Rispetto alla 959 la V2 si distingue per una nuova carenatura, simile a quella della sorella maggiore V4, e per l’adozione del forcellone monobraccio in alluminio. Il frontale è caratterizzato dalle due ampie prese d’aria di alimentazione che integrano nella parte superiore il proiettore full-LED, in ombra rispetto ai condotti. Le nuove prese d’aria anteriori si raccordano al layout del sistema di aspirazione esistente tramite condotti di nuovo disegno che, a parità di portata, hanno una perdita di pressione inferiore rispetto ai precedenti, per migliorare l’efficienza dell’aspirazione. Inferiormente le prese d’aria sono delimitate da due profili pensati per accelerare il flusso d’aria in ingresso. Il proiettore full-LED è composto dalla luce diurna (Daytime Running Light) oltre che da due moduli sempre a LED, che svolgono le funzioni di anabbagliante e abbagliante.

La carena ha una configurazione a “doppio layer”, ovvero prevede una carena principale che si estende verso l’alto, abbracciando idealmente il serbatoio attraverso due spalle muscolose, e una in secondo piano che svolge anche la funzione di estrattore dell’aria. Inferiormente la carenatura è integrata con il silenziatore, collocato sotto al motore e che termina con una singola uscita laterale posta sul lato destro.

La coda è costituita da un telaietto a traliccio rivestito da gusci in plastica. Il codino integra il fanale full-LED a forma ala: è realizzato in un pezzo unico ma illuminato in due parti distinte.
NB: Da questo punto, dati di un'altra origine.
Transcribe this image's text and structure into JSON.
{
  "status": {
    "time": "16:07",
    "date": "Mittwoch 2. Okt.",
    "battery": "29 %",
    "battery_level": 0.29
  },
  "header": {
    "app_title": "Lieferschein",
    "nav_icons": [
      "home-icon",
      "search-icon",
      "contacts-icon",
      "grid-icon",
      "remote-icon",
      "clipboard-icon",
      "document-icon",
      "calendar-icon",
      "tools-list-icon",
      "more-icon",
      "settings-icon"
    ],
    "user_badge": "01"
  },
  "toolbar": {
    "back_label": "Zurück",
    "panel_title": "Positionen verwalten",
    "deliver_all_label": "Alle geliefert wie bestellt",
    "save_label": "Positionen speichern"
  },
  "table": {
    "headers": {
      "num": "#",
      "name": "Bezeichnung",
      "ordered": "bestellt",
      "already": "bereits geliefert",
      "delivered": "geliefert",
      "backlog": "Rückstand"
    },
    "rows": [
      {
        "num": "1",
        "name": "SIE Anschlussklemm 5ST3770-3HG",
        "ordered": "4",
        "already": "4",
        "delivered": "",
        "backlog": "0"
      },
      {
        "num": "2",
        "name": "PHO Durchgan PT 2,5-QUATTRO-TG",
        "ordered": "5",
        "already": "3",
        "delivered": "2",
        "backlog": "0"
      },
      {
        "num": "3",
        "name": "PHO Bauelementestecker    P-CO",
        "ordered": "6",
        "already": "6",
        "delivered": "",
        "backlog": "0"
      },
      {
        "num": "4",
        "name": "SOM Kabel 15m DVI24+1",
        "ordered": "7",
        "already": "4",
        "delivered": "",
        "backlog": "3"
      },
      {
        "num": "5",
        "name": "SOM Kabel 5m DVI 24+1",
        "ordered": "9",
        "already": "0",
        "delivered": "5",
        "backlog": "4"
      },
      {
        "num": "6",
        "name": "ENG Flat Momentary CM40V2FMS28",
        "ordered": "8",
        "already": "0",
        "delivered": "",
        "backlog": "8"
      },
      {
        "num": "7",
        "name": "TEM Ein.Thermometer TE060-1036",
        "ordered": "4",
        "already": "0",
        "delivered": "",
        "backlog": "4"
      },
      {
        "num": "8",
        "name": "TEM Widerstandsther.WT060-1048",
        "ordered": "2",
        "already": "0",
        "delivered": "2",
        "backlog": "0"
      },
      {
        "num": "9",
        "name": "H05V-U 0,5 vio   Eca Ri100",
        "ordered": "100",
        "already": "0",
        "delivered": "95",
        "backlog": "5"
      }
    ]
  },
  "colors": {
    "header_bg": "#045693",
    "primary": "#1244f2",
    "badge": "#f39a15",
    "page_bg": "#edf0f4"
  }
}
La Panigale V2 è proposta nella colorazione Rosso Ducati, in abbinamento ai cerchi a 5 razze di colore nero dal disegno ispirato a quello della Panigale V4.

Rispetto alla 959 Panigale, la V2 ha una ergonomia rivista, studiata per migliorarne il comfort. La sella, realizzata con un nuovo schiumato, offre più spazio per i movimenti del pilota. Rimane invariata invece la posizione delle pedane.

1/17

Ducati Panigale V2, Panigale V4 S e V4 R 2020

La Panigale V2 è equipaggiata con un’elettronica basata sull’impiego della piattaforma inerziale a 6 assi in grado di rilevare istantaneamente angolo di rollio, di imbardata e di beccheggio della moto nello spazio.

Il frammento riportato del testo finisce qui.